There were 47 patients who received fluticasone and 48 who received placebo. Overall, 94 percent of the patients completed all study medications and 71 percent produced completed diaries. Blinding was successful, in that 36 percent of those receiving the treatment spray thought they had received placebo, and 52 percent of those who received placebo thought they had received active medication. The median time to clinical improvement was shorter in those receiving fluticasone than those receiving placebo (6.0 versus 9.5 days). There was also a 1.7-times higher chance of cure in the fluticasone group than in the placebo group. Subjective levels of work performance were higher by day 21 in those who received active treatment than in those who received placebo.

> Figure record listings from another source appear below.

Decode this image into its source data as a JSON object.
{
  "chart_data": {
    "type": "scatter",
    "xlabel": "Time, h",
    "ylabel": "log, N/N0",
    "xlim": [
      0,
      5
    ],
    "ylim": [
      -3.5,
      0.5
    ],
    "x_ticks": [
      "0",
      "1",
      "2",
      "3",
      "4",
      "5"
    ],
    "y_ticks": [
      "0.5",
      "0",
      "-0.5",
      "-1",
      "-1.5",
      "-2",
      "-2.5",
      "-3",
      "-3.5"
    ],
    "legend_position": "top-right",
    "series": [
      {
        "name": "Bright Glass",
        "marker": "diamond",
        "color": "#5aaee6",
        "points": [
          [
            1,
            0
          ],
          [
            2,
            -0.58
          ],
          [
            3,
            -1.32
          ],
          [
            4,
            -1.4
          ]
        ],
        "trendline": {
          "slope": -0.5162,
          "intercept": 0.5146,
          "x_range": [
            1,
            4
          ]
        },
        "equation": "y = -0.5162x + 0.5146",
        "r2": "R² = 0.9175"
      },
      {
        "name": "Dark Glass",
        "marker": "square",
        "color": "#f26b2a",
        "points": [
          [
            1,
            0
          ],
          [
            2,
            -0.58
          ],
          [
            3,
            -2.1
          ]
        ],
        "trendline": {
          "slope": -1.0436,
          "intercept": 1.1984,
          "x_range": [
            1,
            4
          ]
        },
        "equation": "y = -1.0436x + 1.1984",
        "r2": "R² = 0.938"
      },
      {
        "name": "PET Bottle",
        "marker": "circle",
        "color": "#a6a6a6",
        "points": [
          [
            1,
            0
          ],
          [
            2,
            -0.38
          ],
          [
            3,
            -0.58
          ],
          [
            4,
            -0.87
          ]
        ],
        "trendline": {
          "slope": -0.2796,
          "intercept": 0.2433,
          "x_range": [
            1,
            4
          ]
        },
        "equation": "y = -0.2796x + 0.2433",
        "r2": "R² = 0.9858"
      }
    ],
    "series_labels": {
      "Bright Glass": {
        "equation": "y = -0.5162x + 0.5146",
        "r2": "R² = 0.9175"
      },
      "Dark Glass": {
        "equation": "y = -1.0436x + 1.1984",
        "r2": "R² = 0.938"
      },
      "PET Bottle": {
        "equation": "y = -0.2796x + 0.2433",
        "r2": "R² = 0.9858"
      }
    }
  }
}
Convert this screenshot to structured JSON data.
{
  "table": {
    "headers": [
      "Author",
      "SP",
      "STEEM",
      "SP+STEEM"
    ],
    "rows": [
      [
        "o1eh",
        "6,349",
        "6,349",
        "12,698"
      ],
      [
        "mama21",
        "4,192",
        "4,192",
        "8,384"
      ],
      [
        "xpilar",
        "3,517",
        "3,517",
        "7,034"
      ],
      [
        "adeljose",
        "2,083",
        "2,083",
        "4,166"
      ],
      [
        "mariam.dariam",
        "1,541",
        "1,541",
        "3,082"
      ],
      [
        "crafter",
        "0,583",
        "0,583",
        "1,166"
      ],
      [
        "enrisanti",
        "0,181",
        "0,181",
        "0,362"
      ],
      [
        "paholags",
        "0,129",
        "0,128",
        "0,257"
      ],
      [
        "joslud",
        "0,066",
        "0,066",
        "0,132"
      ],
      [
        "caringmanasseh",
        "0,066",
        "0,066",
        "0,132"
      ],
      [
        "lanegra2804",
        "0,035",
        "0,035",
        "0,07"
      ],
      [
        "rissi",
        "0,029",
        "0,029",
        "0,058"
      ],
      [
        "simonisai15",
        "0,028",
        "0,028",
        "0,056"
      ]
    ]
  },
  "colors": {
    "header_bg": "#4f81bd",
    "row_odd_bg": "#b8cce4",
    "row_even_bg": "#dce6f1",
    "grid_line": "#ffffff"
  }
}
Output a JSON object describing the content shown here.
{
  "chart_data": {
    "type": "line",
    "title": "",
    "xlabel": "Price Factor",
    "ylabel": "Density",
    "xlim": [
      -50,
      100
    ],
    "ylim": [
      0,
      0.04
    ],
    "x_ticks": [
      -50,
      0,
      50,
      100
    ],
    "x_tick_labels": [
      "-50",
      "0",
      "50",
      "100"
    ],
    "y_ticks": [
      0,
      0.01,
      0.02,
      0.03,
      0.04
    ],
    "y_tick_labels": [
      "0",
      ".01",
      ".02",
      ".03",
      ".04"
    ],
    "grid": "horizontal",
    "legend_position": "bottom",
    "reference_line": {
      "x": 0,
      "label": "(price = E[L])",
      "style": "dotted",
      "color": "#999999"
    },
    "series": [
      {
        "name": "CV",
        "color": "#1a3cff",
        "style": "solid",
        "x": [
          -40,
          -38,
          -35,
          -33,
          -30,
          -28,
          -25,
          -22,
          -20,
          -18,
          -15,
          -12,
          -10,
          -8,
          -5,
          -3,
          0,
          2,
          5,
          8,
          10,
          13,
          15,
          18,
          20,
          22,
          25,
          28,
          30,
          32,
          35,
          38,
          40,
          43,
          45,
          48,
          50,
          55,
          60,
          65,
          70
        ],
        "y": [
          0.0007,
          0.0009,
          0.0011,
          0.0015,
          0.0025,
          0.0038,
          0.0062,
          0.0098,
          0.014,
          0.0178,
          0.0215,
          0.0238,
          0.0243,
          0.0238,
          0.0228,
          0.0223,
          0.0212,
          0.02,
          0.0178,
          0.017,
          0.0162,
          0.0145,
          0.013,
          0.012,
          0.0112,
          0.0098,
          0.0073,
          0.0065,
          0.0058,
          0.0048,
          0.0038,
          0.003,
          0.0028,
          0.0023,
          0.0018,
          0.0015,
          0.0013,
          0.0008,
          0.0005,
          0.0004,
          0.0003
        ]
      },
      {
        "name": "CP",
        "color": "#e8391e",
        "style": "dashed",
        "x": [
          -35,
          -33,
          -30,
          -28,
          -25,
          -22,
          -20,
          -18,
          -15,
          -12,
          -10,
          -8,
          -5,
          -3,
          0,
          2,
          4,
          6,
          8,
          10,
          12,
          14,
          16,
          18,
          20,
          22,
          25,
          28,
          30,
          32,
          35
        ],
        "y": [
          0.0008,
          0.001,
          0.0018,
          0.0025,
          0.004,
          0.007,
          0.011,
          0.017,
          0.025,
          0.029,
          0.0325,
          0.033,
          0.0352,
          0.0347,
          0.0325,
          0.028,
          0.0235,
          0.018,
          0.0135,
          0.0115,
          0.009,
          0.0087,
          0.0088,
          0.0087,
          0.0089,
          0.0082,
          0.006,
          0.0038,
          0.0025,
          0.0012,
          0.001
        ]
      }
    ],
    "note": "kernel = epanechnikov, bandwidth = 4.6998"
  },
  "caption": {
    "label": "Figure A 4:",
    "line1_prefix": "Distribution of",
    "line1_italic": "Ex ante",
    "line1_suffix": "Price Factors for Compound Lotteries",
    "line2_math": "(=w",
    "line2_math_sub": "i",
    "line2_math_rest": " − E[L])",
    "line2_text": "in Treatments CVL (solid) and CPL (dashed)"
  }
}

The authors conclude that the addition of intranasal inhaled steroids to a standard antibiotic regimen in patients with acute paranasal sinusitis is beneficial. Optimal length of time for treatment is still to be determined.
Dolor RJ, et al. for the Ceftin and Flonase for Sinusitis (CAFFS) Investigators. Comparison of cefuroxime with or without intranasal fluticasone for the treatment of rhinosinusitis. The CAFFS trial: a randomized controlled trial. JAMA. December 26, 2001;286:3097–105.